Le premier se nomme John Chaning-Thornton. Il s'occupe de transferts de fond pour des grands comptes de l'underground, mafia, barons de la drogues, organisations criminelles ou parfois légales, en général pour des paiements.
- Ses activités ne s'accordent pas très bien avec la division médicale.
- Il se peut qu'il passe par l'une des entreprises de la division pour transférer des fonds et qu'il ait voulu dissimuler des traces ou prendre des marques pour des opérations futures. Il peut aussi se diversifier dans le cambriolage d'argent électronique. »
Largo acquiesça silencieusement.
« La seconde personne se nomme Veran Dossalev. Elle est une sorte de super-mercenaire qui organise des opérations complètes, du recrutement des hommes de main à l'établissement du plan d'action. Celui qui fait appel à ses services demande un résultat. Il n'impose pas de méthodes, de plans d'action ou de directives, contrairement aux usages, il ne fournit que très peu d'informations. Elle est unique en son genre. Et elle est spécialisée dans les domaines économiques et financiers. Elle aurait poussé un porteur de titres très influents à la faillite et au suicide, mais de façon à ce que les titres en question n'aboutissent pas dans n'importe quelles mains. On en a entendu parler parce que le commanditaire a rechigné à payer, croyant au hasard. Il lui est arrivé des bricoles.
- Elle a l'air redoutable.
- Difficile à dire, c'est un vrai fantôme. Pas de photo. Interpol doute de son existence, et je douterais aussi si la CIA n'avait tenté de l' « intégrer » à ses effectifs. Joy a eu affaire à elle et elle m'en a parlé. Mauvais souvenirs.
- Cette Veran Dossalev semble correspondre au profil.
- Ne t'emporte pas. Tout ce que nous avons, c'est qu'elle fait appel parfois aux services de Cassiopée. Ca n'est pas très solide.
- Et le troisième ?
- Elios Rossi, un indépendant du renseignement économique. Il récupère des informations et les revend au plus offrant. Si l'une des entreprises de la division a fait parler d'elle récemment, Rossi l'aura remarqué. Cassiopée travaille fréquemment pour lui.
- Le problème étant que, même si c'est lui le responsable, nous ne connaîtrons probablement jamais l'acheteur final, compléta Largo.

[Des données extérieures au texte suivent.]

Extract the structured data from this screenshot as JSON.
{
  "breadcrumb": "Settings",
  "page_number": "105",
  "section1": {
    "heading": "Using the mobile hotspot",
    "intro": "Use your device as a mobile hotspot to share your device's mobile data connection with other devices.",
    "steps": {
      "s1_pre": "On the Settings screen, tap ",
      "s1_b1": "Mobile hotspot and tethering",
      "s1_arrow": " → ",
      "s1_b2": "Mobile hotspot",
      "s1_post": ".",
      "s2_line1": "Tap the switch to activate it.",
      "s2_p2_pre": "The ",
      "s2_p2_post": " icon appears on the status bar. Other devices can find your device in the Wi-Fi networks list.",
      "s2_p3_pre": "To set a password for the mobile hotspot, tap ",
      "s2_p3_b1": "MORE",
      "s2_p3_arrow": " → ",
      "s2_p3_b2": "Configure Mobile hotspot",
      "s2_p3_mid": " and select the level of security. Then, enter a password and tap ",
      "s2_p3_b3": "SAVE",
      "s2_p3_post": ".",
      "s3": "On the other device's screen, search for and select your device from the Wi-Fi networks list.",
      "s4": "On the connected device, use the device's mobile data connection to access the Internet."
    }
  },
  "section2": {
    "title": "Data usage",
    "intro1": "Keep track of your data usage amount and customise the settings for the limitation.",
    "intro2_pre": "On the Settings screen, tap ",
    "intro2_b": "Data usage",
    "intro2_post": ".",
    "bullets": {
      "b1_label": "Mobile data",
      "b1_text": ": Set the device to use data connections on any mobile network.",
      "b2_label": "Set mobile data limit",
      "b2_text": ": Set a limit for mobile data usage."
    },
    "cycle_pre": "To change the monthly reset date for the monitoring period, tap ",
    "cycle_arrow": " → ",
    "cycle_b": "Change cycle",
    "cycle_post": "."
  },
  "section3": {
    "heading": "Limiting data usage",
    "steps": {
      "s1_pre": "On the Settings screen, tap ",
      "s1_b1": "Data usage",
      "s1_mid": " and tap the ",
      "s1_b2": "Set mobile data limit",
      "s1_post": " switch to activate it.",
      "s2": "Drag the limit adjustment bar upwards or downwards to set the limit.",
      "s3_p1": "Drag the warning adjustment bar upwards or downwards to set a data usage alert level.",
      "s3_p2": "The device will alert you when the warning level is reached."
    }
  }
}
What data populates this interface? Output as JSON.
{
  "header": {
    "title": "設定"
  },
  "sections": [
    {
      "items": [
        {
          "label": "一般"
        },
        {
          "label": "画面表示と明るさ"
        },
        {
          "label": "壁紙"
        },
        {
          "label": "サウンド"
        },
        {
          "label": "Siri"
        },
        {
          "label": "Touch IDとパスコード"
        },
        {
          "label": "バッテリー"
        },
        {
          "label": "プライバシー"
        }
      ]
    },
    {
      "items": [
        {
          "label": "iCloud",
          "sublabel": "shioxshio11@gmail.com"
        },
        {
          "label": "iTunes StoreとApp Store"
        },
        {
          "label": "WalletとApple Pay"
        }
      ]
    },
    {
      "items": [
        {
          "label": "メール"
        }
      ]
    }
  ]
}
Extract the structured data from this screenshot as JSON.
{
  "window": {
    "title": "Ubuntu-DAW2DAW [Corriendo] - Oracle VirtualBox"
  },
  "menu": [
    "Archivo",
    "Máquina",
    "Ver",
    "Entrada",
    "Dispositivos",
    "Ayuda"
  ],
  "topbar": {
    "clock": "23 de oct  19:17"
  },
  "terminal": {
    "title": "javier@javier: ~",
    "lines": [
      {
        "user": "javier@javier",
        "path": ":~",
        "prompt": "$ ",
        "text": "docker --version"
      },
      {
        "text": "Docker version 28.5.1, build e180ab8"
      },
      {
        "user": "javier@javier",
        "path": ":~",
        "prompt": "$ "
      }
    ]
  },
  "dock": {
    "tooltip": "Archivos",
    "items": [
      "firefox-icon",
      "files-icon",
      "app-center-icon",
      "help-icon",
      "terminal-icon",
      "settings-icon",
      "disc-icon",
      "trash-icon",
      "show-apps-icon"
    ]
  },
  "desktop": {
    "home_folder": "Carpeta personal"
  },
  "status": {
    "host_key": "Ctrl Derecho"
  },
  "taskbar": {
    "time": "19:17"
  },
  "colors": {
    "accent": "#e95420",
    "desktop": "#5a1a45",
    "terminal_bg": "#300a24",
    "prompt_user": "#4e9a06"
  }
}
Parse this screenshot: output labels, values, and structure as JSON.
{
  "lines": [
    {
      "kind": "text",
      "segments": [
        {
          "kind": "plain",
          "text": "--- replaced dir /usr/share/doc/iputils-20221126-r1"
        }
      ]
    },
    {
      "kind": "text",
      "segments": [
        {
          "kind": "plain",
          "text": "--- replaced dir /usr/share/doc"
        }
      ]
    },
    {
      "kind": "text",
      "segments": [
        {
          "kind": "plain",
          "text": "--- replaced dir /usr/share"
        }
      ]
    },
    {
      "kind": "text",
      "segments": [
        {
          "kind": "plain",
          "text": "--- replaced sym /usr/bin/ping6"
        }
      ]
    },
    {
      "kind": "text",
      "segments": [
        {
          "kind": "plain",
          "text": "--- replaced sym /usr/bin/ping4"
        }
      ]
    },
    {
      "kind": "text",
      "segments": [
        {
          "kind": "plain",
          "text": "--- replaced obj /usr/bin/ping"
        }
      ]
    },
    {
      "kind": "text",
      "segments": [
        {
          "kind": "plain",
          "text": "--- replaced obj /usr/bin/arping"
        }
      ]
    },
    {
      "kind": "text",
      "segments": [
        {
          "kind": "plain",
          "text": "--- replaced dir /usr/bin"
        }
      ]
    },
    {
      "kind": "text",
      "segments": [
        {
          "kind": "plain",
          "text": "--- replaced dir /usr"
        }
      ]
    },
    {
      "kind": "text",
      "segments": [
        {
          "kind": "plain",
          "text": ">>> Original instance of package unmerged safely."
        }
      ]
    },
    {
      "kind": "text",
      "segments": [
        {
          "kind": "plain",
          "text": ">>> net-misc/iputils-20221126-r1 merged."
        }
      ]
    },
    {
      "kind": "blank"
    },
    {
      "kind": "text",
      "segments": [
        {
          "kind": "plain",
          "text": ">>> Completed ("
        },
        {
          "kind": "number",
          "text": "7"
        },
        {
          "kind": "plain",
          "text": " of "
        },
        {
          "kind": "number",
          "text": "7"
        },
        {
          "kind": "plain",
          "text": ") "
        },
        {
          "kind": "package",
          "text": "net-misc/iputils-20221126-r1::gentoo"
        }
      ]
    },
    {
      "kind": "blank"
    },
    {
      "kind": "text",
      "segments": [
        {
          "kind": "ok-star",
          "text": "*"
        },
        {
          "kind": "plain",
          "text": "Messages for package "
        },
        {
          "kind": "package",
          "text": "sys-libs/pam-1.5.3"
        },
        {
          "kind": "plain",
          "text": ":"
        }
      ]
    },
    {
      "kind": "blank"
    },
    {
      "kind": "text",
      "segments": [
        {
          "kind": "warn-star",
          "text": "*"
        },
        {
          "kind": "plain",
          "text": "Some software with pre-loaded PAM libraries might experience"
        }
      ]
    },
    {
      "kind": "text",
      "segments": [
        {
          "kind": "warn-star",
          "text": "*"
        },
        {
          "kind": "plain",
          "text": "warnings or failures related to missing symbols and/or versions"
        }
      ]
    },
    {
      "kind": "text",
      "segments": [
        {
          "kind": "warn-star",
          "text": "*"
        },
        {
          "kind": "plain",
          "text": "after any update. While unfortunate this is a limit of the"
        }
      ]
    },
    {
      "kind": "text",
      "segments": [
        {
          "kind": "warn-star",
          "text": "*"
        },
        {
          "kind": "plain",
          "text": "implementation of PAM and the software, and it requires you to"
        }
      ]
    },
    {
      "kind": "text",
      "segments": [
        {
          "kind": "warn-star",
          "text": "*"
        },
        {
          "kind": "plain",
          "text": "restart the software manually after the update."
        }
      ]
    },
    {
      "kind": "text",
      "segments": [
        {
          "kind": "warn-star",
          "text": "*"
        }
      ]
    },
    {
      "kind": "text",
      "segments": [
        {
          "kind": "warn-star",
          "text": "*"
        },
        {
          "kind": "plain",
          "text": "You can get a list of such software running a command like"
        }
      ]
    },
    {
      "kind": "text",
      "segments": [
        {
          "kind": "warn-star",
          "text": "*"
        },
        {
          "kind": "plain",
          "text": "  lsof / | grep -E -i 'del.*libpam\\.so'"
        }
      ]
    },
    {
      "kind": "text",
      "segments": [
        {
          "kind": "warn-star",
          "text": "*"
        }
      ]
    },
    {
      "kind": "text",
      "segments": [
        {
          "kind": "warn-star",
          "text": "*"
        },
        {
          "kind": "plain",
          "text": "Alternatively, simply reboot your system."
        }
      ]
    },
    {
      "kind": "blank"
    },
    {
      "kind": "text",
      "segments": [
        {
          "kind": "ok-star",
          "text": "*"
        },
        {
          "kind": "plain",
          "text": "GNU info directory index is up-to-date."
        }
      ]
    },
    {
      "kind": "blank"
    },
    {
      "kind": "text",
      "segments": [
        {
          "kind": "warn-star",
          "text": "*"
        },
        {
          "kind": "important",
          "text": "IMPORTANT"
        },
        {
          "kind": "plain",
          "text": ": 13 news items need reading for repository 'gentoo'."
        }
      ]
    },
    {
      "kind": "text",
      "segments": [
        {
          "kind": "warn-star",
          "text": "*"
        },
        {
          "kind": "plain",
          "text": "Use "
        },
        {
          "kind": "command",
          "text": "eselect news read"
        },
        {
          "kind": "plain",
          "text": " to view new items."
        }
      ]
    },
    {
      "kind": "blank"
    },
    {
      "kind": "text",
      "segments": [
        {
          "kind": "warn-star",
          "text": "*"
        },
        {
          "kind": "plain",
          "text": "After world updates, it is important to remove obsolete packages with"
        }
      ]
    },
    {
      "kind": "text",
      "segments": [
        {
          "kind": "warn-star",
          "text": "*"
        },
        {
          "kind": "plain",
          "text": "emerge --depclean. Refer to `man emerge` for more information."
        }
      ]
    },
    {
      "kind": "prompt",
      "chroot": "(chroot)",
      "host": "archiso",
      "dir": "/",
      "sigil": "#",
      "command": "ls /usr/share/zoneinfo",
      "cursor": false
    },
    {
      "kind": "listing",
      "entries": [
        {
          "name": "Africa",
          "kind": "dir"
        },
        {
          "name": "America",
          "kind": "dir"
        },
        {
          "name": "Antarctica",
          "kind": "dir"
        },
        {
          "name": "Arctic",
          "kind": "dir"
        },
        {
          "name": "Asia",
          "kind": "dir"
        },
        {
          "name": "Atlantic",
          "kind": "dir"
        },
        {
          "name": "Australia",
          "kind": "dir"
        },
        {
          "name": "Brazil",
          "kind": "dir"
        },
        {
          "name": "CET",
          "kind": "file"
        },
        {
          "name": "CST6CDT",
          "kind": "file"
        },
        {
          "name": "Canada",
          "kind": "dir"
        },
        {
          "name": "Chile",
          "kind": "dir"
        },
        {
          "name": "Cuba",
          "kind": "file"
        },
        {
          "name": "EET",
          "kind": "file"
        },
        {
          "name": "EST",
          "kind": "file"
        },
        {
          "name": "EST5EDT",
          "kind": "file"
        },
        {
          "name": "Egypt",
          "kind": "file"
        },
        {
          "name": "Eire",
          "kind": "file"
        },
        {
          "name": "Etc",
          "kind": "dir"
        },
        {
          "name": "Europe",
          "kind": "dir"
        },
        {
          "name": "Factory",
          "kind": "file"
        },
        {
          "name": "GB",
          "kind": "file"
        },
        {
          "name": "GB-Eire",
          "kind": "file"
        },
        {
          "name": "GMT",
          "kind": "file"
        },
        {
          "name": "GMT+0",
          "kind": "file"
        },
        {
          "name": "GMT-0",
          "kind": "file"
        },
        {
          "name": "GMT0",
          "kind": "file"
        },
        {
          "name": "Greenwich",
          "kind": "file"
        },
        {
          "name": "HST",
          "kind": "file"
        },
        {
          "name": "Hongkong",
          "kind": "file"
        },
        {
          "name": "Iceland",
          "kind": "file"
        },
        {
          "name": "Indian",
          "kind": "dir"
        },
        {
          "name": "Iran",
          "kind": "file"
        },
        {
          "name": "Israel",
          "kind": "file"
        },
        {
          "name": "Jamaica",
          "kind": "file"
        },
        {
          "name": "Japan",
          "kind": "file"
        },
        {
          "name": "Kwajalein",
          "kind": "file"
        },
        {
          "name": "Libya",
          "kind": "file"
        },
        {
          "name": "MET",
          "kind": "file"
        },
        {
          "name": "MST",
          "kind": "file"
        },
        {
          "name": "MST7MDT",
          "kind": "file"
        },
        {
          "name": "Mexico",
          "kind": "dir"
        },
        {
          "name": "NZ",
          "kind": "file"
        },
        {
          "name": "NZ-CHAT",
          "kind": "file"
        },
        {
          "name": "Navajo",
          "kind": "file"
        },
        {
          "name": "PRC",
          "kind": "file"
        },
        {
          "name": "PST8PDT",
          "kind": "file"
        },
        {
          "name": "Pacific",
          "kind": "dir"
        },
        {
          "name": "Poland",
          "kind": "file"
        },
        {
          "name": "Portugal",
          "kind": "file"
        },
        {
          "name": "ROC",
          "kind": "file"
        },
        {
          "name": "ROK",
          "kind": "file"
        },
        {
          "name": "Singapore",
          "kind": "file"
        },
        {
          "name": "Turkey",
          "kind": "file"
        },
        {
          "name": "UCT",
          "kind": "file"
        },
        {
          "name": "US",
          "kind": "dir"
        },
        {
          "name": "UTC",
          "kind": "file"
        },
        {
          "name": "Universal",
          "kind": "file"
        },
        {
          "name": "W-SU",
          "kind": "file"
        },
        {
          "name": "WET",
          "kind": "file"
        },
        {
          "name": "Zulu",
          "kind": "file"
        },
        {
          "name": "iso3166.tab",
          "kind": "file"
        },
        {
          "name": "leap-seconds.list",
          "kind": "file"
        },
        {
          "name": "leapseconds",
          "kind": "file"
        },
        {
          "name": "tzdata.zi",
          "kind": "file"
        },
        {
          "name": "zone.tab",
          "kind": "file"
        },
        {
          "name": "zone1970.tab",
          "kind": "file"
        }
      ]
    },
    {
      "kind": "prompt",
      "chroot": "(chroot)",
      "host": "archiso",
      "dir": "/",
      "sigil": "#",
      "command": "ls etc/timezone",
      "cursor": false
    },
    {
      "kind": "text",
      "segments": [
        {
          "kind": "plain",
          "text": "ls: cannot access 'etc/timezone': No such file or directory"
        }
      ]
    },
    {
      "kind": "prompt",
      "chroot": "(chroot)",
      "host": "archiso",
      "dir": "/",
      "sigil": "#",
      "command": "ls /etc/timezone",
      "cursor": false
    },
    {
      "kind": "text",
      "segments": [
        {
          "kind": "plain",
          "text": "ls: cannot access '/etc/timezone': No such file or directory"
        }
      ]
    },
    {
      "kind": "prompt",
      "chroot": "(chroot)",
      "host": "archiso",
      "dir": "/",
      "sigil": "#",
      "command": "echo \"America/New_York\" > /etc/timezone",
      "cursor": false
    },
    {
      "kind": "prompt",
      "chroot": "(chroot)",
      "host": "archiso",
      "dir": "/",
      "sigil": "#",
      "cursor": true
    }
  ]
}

- C'est ma meilleure piste. Je vais continuer à l'approfondir.
- Je ne sais pas, affirma Largo, rêveur. Il vaut peut-être mieux attendre que tu aies rencontré Pen. Sans compter que nous sommes vendredi et que demain, tu viens avec moi en France. Ce sera idéal pour te reposer, avança t-il immédiatement pour faire taire la protestation naissante du russe. Fais ce que tu as à faire, mais ne te fatigue pas, tu entends ? »
Georgi maugréa une ralerie incompréhensible en guise d'affirmative, tout en consultant sa montre.
« Je dois descendre.
- Si vite ?
- Si je dois partir à quinze heures, je ne tiens pas à perdre la moindre minute. »
Largo sourit et lui tendit le sésame du bunker. Le géant blond quitta le penthouse, le pas plus alerte qu'à son arrivée.